I remember. People always do that. It’s not just Siptah, it was the DLCs before, too. It’s easily explained by two factors.

One is just human nature. Have you ever finished reading a book series and felt sad that it’s done? Or binge-watched a new season of the show as soon as it came out, finished it in a couple of days, and felt you wanted to watch more?

The other factor is just statistics. When there’s a release, more people flock to the game. More players means more complaints in general.

That’s why I believe that this statement, regardless of how true it might be, is based on a flawed premise:

Besides, my problem with AoS isn’t that it was bad, it’s that it was way better than what they can actually do on a release cadence they committed to. It’s like taking three days to prepare everything for a truly spectacular party and then promising to throw a party just like that every day.

I wouldn’t say “always”. Before the “age of the Ages”, they used to release without any fixed schedule or promises. Sure, we would get a cultural DLC approximately twice a year, but even that wasn’t a promise, not even an implied one. And the base game updates just came whenever they felt ready to release them.

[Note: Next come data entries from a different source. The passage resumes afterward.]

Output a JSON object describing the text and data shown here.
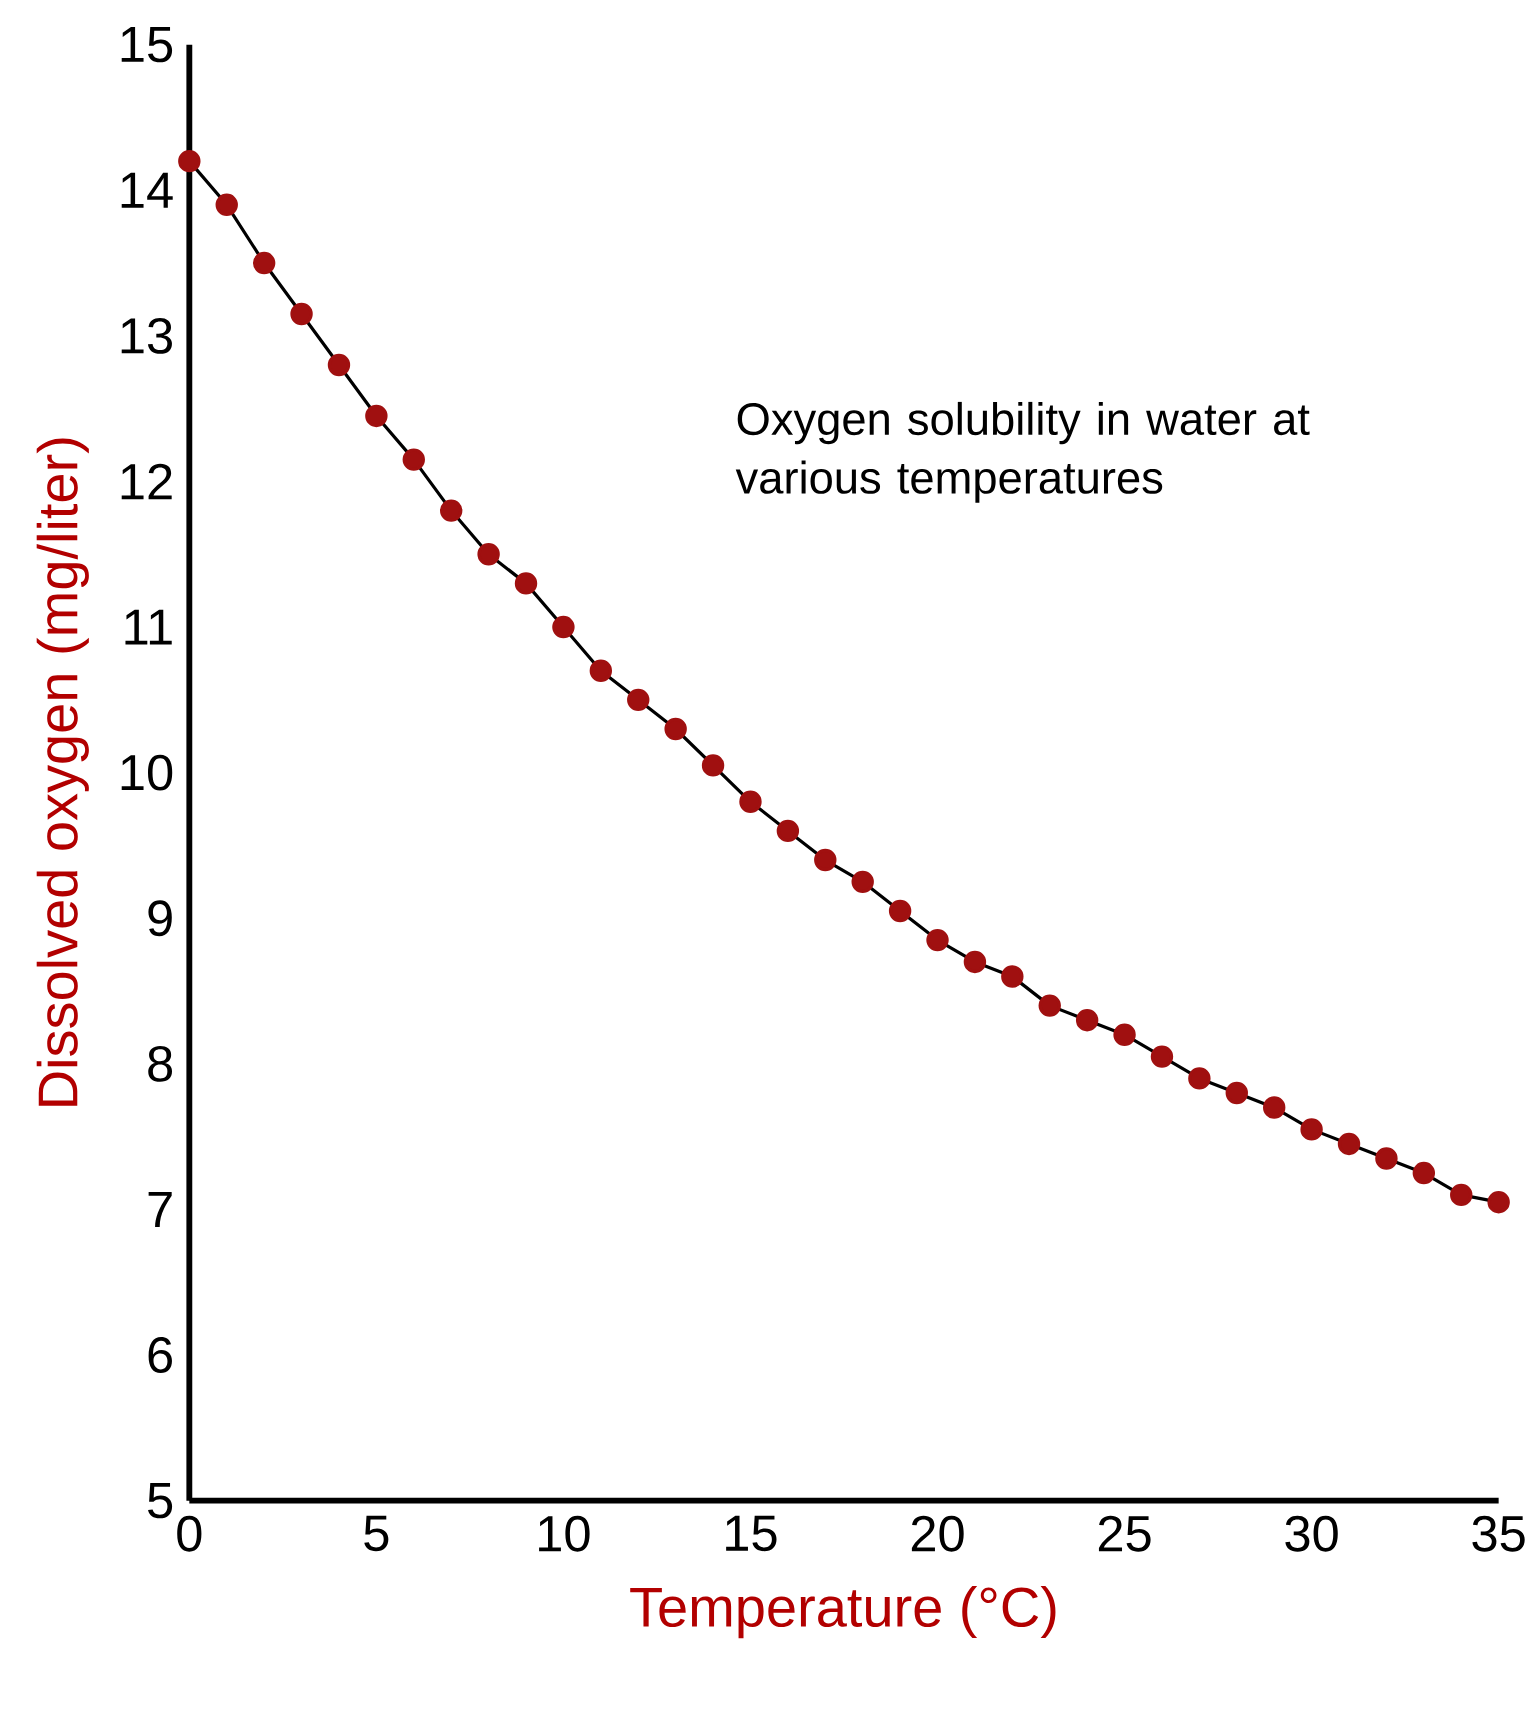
{
  "chart_data": {
    "type": "line",
    "xlabel": "Temperature (°C)",
    "ylabel": "Dissolved oxygen (mg/liter)",
    "annotations": [
      "Oxygen solubility in water at various temperatures"
    ],
    "x": [
      0,
      1,
      2,
      3,
      4,
      5,
      6,
      7,
      8,
      9,
      10,
      11,
      12,
      13,
      14,
      15,
      16,
      17,
      18,
      19,
      20,
      21,
      22,
      23,
      24,
      25,
      26,
      27,
      28,
      29,
      30,
      31,
      32,
      33,
      34,
      35
    ],
    "series": [
      {
        "color": "#a01010",
        "values": [
          14.2,
          13.9,
          13.5,
          13.15,
          12.8,
          12.45,
          12.15,
          11.8,
          11.5,
          11.3,
          11.0,
          10.7,
          10.5,
          10.3,
          10.05,
          9.8,
          9.6,
          9.4,
          9.25,
          9.05,
          8.85,
          8.7,
          8.6,
          8.4,
          8.3,
          8.2,
          8.05,
          7.9,
          7.8,
          7.7,
          7.55,
          7.45,
          7.35,
          7.25,
          7.1,
          7.05
        ]
      }
    ],
    "xlim": [
      0,
      35
    ],
    "ylim": [
      5,
      15
    ],
    "xticks": [
      0,
      5,
      10,
      15,
      20,
      25,
      30,
      35
    ],
    "yticks": [
      5,
      6,
      7,
      8,
      9,
      10,
      11,
      12,
      13,
      14,
      15
    ],
    "grid": false,
    "marker": "circle",
    "line_style": "solid"
  }
}
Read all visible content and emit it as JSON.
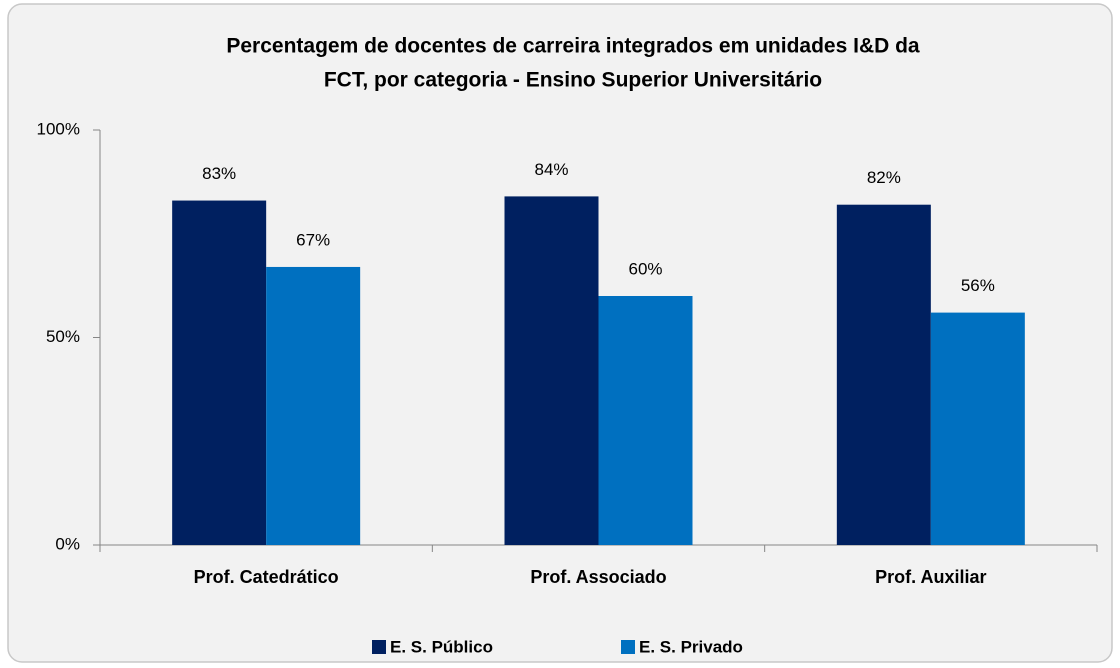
{
  "chart_data": {
    "type": "bar",
    "title": [
      "Percentagem de docentes de carreira integrados em unidades I&D da",
      "FCT, por categoria - Ensino Superior Universitário"
    ],
    "categories": [
      "Prof. Catedrático",
      "Prof. Associado",
      "Prof. Auxiliar"
    ],
    "series": [
      {
        "name": "E. S. Público",
        "color": "#002060",
        "values": [
          83,
          84,
          82
        ],
        "value_labels": [
          "83%",
          "84%",
          "82%"
        ]
      },
      {
        "name": "E. S. Privado",
        "color": "#0070c0",
        "values": [
          67,
          60,
          56
        ],
        "value_labels": [
          "67%",
          "60%",
          "56%"
        ]
      }
    ],
    "ylim": [
      0,
      100
    ],
    "yticks": [
      {
        "value": 0,
        "label": "0%"
      },
      {
        "value": 50,
        "label": "50%"
      },
      {
        "value": 100,
        "label": "100%"
      }
    ],
    "legend": "bottom"
  }
}
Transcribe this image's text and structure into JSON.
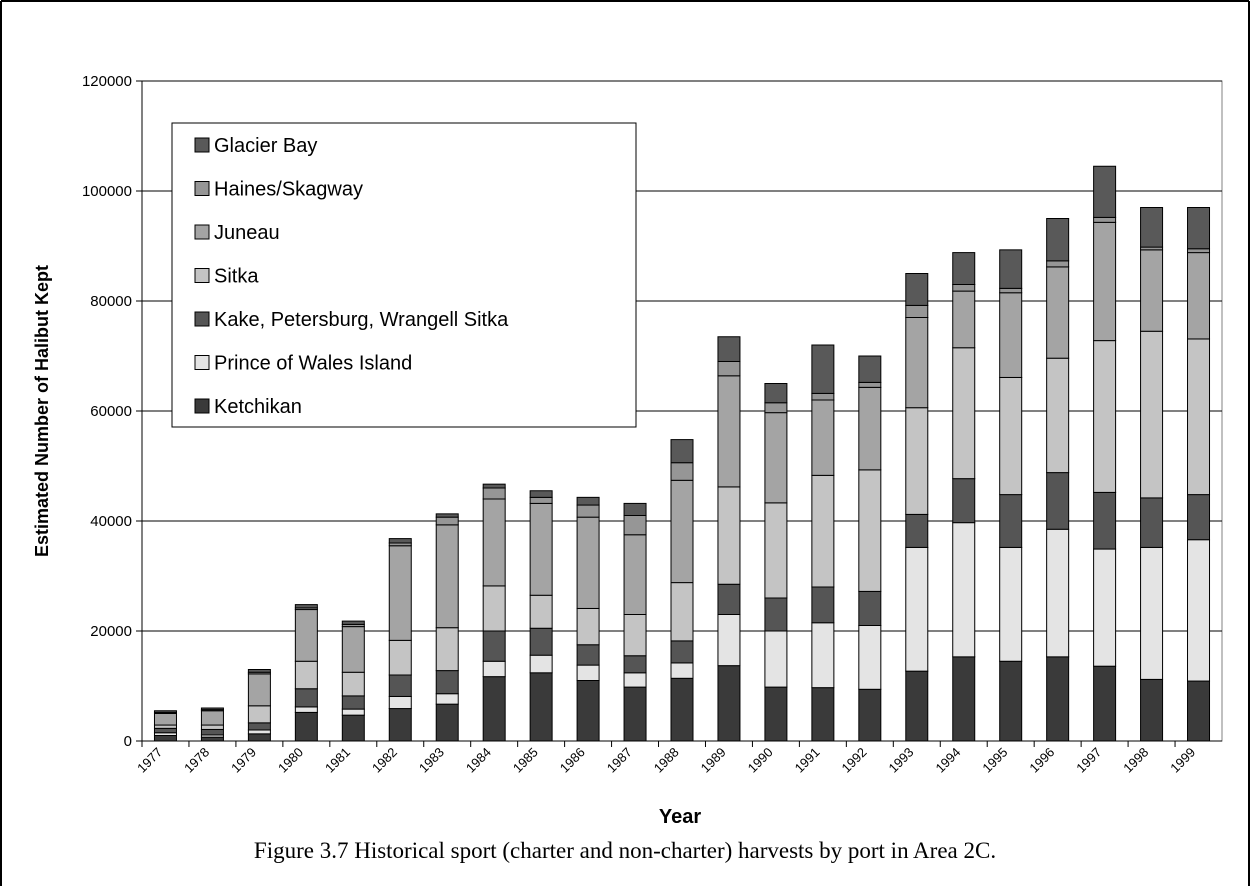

Perhaps we should say that Funcent has always resisted that idea :wink:

My apologies. I don’t usually blame the fact that English is my second language, but in this case it was that. I had a brain fart and processed the slight syntactic ambiguity the wrong way :smiley:

Ay, there’s the rub. I empathize with everything you wrote in that paragraph, I truly do. But you can only go so long trying to shield the people from the criticism of the structure they’re in before you decide that enough’s enough and that your good intentions are turning you into an enabler.

The difference is that you’re still not at that inflection point and I’ve left it behind me months ago, when I stopped playing and rediscovered how fun video games can be by playing games that aren’t being chronically mishandled :man_shrugging:

My sympathy goes to the people working for Funcom, but that sympathy won’t stop me from giving their employer all the criticism it deserves. And believe me, that vitriol you mentioned wouldn’t be such a big problem if the outcomes of those people’s work weren’t so bad, thanks to the organization they work for.